Wednesday, September 12, 2007

Talk Talk

While I'm gushing about MK's new teacher, MK himself is not so impressed. The teacher is passionate about teaching, so he talks, and he talks, and he talks. MK is not impressed by people who engage in too much of his least favorite form of communication. He says that he cannot understand a lot of what he is saying and that he is, "Boring, boring, boring," and makes time go slow. He also tells jokes that MK doesn't get. And there are enough assignments, where the kids get to work. They just have to sit and listen.

We spoke to our SLP today and she suggested that we wait two weeks and see what happens. It could be the novelty that makes the new teacher's voice and speech patterns hard to understand.

I'm pretty sure that MK is going to have a great time with this guy, but I am reminded -- yet again -- that my idea of good and MK's ideas of good aren't always the same. And of course, when it comes to MK's education, what really matters in the end will be MK's ideas, not mine.

We'll see.

I've got to add that this is the first year where we have had this kind of feedback from MK. He has not previously been able to narrate what is going on in class an how he feels about it, so the "Oh dear, he's bored," response is actually outweighed by the "Excellent! He can tell me he's bored," response.

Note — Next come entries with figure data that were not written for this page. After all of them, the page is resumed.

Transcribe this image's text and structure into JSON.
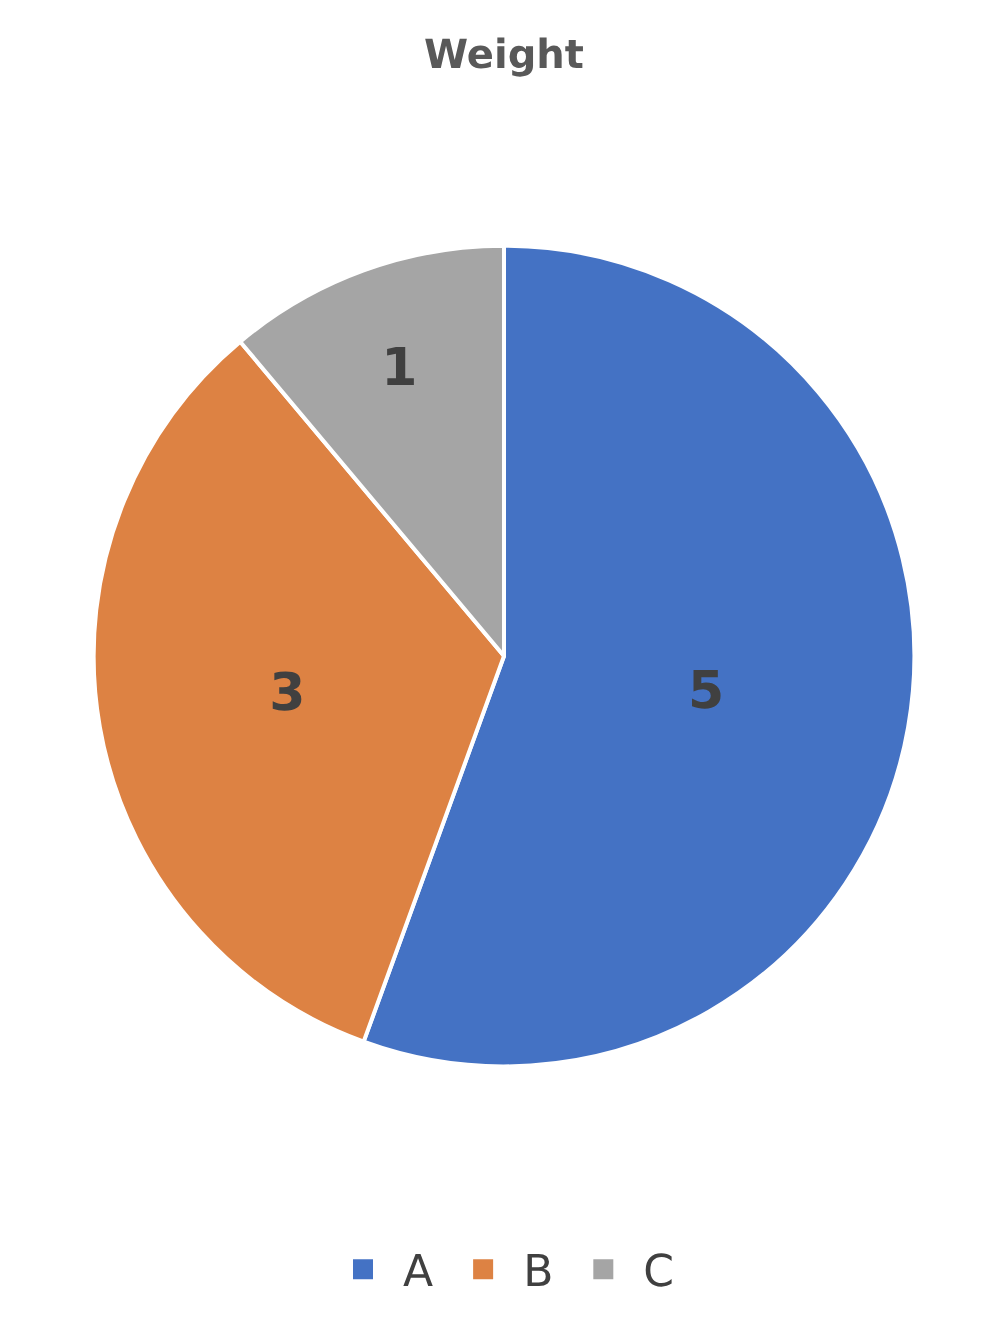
{
  "chart_data": {
    "type": "pie",
    "title": "Weight",
    "categories": [
      "A",
      "B",
      "C"
    ],
    "values": [
      5,
      3,
      1
    ],
    "colors": [
      "#4472c4",
      "#dd8243",
      "#a5a5a5"
    ],
    "data_labels": true,
    "legend": "bottom"
  }
}
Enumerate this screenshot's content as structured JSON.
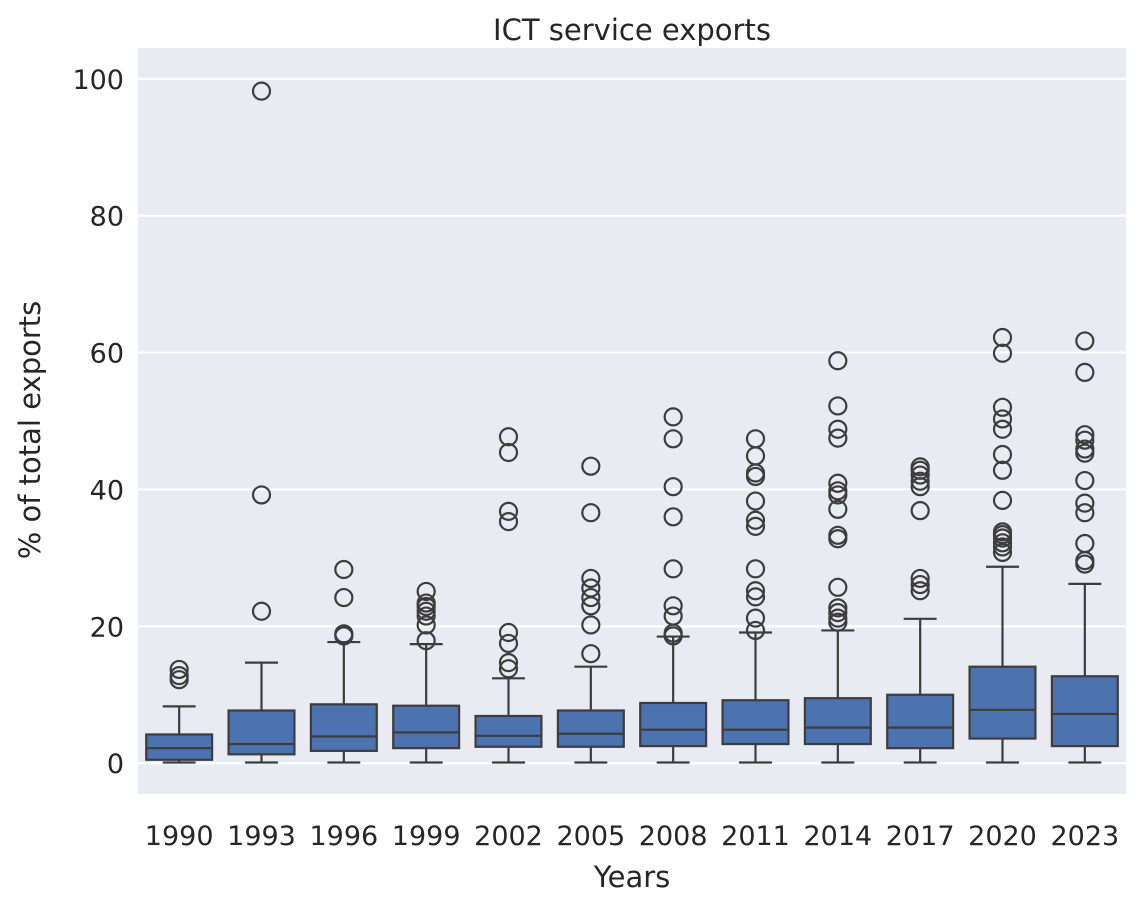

Tuesday, September 11, 2007

I think I can relax

Yup. For the first time since MK started at his new school, I think that I can actually stretch out on the sofa and say, "Everything's fine." We met the new teacher today. He is a relaxed, innovative guy who doesn't believe in homework and seems much more interested in teaching students how to reach specific educational goals than in having them conform behaviorally. In his comments on MK's first week in class, he had nothing but positive things to say.

MK now has two aides: one for the morning and one for the afternoon. The afternoon aide we already knew was very good. I met the morning aide today, and she seems intelligent, organized and kind.

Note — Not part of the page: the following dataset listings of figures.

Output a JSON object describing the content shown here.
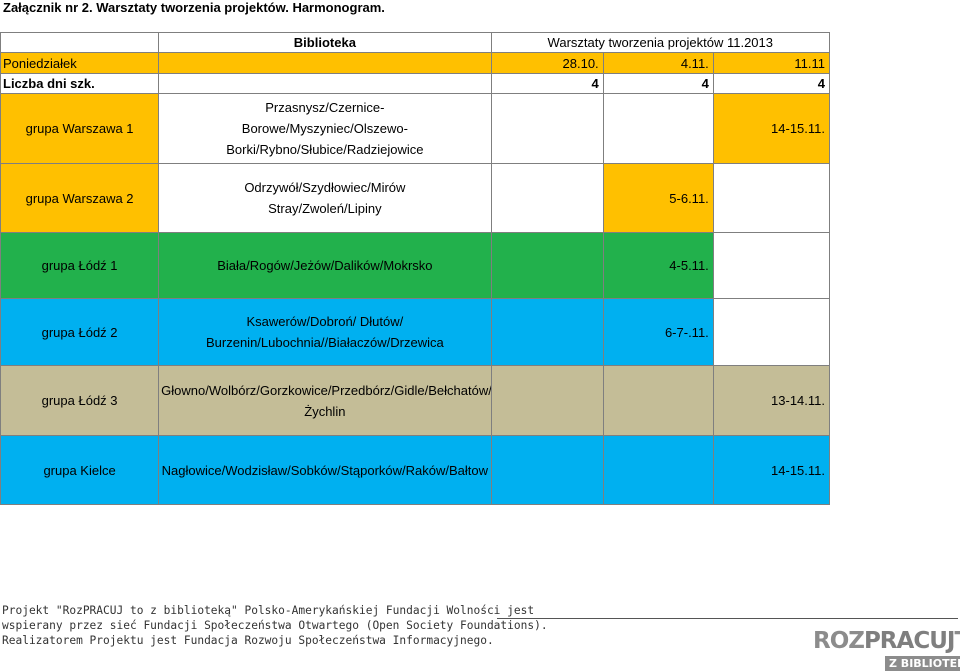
{
  "title": "Załącznik nr 2. Warsztaty tworzenia projektów. Harmonogram.",
  "table": {
    "header": {
      "location": "Biblioteka",
      "workshop": "Warsztaty tworzenia projektów 11.2013"
    },
    "weekday": {
      "label": "Poniedziałek",
      "dates": [
        "28.10.",
        "4.11.",
        "11.11"
      ]
    },
    "days": {
      "label": "Liczba dni szk.",
      "values": [
        "4",
        "4",
        "4"
      ]
    },
    "groups": [
      {
        "name": "grupa Warszawa 1",
        "places": "Przasnysz/Czernice-Borowe/Myszyniec/Olszewo-Borki/Rybno/Słubice/Radziejowice",
        "d1": "",
        "d2": "",
        "d3": "14-15.11."
      },
      {
        "name": "grupa Warszawa 2",
        "places": "Odrzywół/Szydłowiec/Mirów Stray/Zwoleń/Lipiny",
        "d1": "",
        "d2": "5-6.11.",
        "d3": ""
      },
      {
        "name": "grupa Łódź 1",
        "places": "Biała/Rogów/Jeżów/Dalików/Mokrsko",
        "d1": "",
        "d2": "4-5.11.",
        "d3": ""
      },
      {
        "name": "grupa Łódź 2",
        "places": "Ksawerów/Dobroń/ Dłutów/ Burzenin/Lubochnia//Białaczów/Drzewica",
        "d1": "",
        "d2": "6-7-.11.",
        "d3": ""
      },
      {
        "name": "grupa Łódź 3",
        "places": "Głowno/Wolbórz/Gorzkowice/Przedbórz/Gidle/Bełchatów/Żychlin",
        "d1": "",
        "d2": "",
        "d3": "13-14.11."
      },
      {
        "name": "grupa Kielce",
        "places": "Nagłowice/Wodzisław/Sobków/Stąporków/Raków/Bałtow",
        "d1": "",
        "d2": "",
        "d3": "14-15.11."
      }
    ]
  },
  "footer": {
    "line1": "Projekt \"RozPRACUJ to z biblioteką\" Polsko-Amerykańskiej Fundacji Wolności jest",
    "line2": "wspierany przez sieć Fundacji Społeczeństwa Otwartego (Open Society Foundations).",
    "line3": "Realizatorem Projektu jest Fundacja Rozwoju Społeczeństwa Informacyjnego."
  },
  "logo": {
    "main_a": "ROZ",
    "main_b": "PRACUJ",
    "main_c": "TO",
    "sub": "Z BIBLIOTEKĄ"
  },
  "colors": {
    "warszawa": "#ffc000",
    "lodz1": "#22b14c",
    "lodz2": "#00b0f0",
    "lodz3": "#c4bd97",
    "kielce": "#00b0f0"
  }
}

It's like some fairy has waved a wand and transformed it into a different school, one in which people want MK to succeed, and have the good sense and flexibility to help him do it.

Maybe this a "pink cloud" and we will be pulled up short in a few weeks, but I'm going to enjoy it anyway. The last time that things looked this good at the beginning of the year, the whole year was a roaring success. Who knows, maybe it will happen again.

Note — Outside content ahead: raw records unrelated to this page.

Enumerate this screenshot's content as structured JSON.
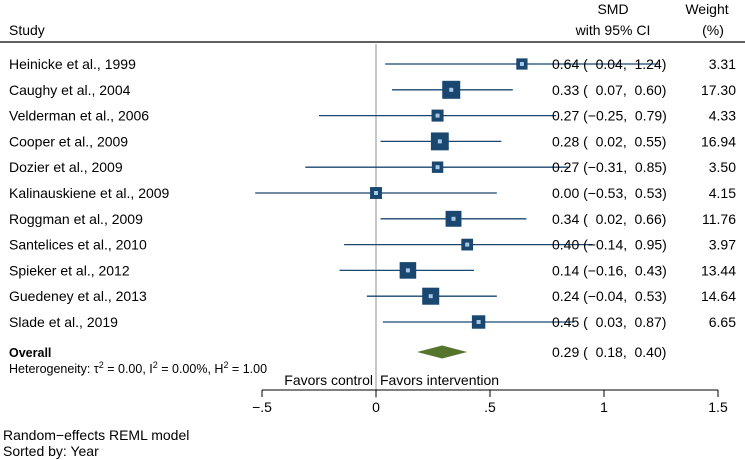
{
  "chart_data": {
    "type": "forest",
    "title": "",
    "columns": {
      "study": "Study",
      "effect_line1": "SMD",
      "effect_line2": "with 95% CI",
      "weight_line1": "Weight",
      "weight_line2": "(%)"
    },
    "x_axis": {
      "ticks": [
        -0.5,
        0,
        0.5,
        1,
        1.5
      ],
      "tick_labels": [
        "−.5",
        "0",
        ".5",
        "1",
        "1.5"
      ],
      "range": [
        -0.5,
        1.5
      ],
      "left_label": "Favors control",
      "right_label": "Favors intervention"
    },
    "studies": [
      {
        "name": "Heinicke et al., 1999",
        "smd": 0.64,
        "lo": 0.04,
        "hi": 1.24,
        "ci_text": "0.64 (  0.04,  1.24)",
        "weight": "3.31",
        "weight_value": 3.31
      },
      {
        "name": "Caughy et al., 2004",
        "smd": 0.33,
        "lo": 0.07,
        "hi": 0.6,
        "ci_text": "0.33 (  0.07,  0.60)",
        "weight": "17.30",
        "weight_value": 17.3
      },
      {
        "name": "Velderman et al., 2006",
        "smd": 0.27,
        "lo": -0.25,
        "hi": 0.79,
        "ci_text": "0.27 (−0.25,  0.79)",
        "weight": "4.33",
        "weight_value": 4.33
      },
      {
        "name": "Cooper et al., 2009",
        "smd": 0.28,
        "lo": 0.02,
        "hi": 0.55,
        "ci_text": "0.28 (  0.02,  0.55)",
        "weight": "16.94",
        "weight_value": 16.94
      },
      {
        "name": "Dozier et al., 2009",
        "smd": 0.27,
        "lo": -0.31,
        "hi": 0.85,
        "ci_text": "0.27 (−0.31,  0.85)",
        "weight": "3.50",
        "weight_value": 3.5
      },
      {
        "name": "Kalinauskiene et al., 2009",
        "smd": 0.0,
        "lo": -0.53,
        "hi": 0.53,
        "ci_text": "0.00 (−0.53,  0.53)",
        "weight": "4.15",
        "weight_value": 4.15
      },
      {
        "name": "Roggman et al., 2009",
        "smd": 0.34,
        "lo": 0.02,
        "hi": 0.66,
        "ci_text": "0.34 (  0.02,  0.66)",
        "weight": "11.76",
        "weight_value": 11.76
      },
      {
        "name": "Santelices et al., 2010",
        "smd": 0.4,
        "lo": -0.14,
        "hi": 0.95,
        "ci_text": "0.40 (−0.14,  0.95)",
        "weight": "3.97",
        "weight_value": 3.97
      },
      {
        "name": "Spieker et al., 2012",
        "smd": 0.14,
        "lo": -0.16,
        "hi": 0.43,
        "ci_text": "0.14 (−0.16,  0.43)",
        "weight": "13.44",
        "weight_value": 13.44
      },
      {
        "name": "Guedeney et al., 2013",
        "smd": 0.24,
        "lo": -0.04,
        "hi": 0.53,
        "ci_text": "0.24 (−0.04,  0.53)",
        "weight": "14.64",
        "weight_value": 14.64
      },
      {
        "name": "Slade et al., 2019",
        "smd": 0.45,
        "lo": 0.03,
        "hi": 0.87,
        "ci_text": "0.45 (  0.03,  0.87)",
        "weight": "6.65",
        "weight_value": 6.65
      }
    ],
    "overall": {
      "name": "Overall",
      "smd": 0.29,
      "lo": 0.18,
      "hi": 0.4,
      "ci_text": "0.29 (  0.18,  0.40)",
      "heterogeneity_prefix": "Heterogeneity: ",
      "tau_sym": "τ",
      "sup2": "2",
      "tau_value": " = 0.00, I",
      "i_value": " = 0.00%, H",
      "h_value": " = 1.00"
    },
    "colors": {
      "marker": "#1a476f",
      "marker_center": "#a6c8e6",
      "diamond": "#55752f",
      "ref_line": "#909090"
    }
  },
  "footer": {
    "model": "Random−effects REML model",
    "sort": "Sorted by: Year"
  }
}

Tuesday, September 4, 2007

Looking Good

We have been told many good things about MK's new teacher, but we have never actually met him, so we have our fingers crossed. There was also the possibility that he might have fallen under a bus over the summer holidays, to be replaced by some unthinking, unfeeling schoolmarm. That has not happened. And while MK only met with his teacher briefly today, he is off to a very good start -- he asked MK to help as a math tutor for kids who find math difficult. MK came back bursting with pride, which is an excellent way to start a school year.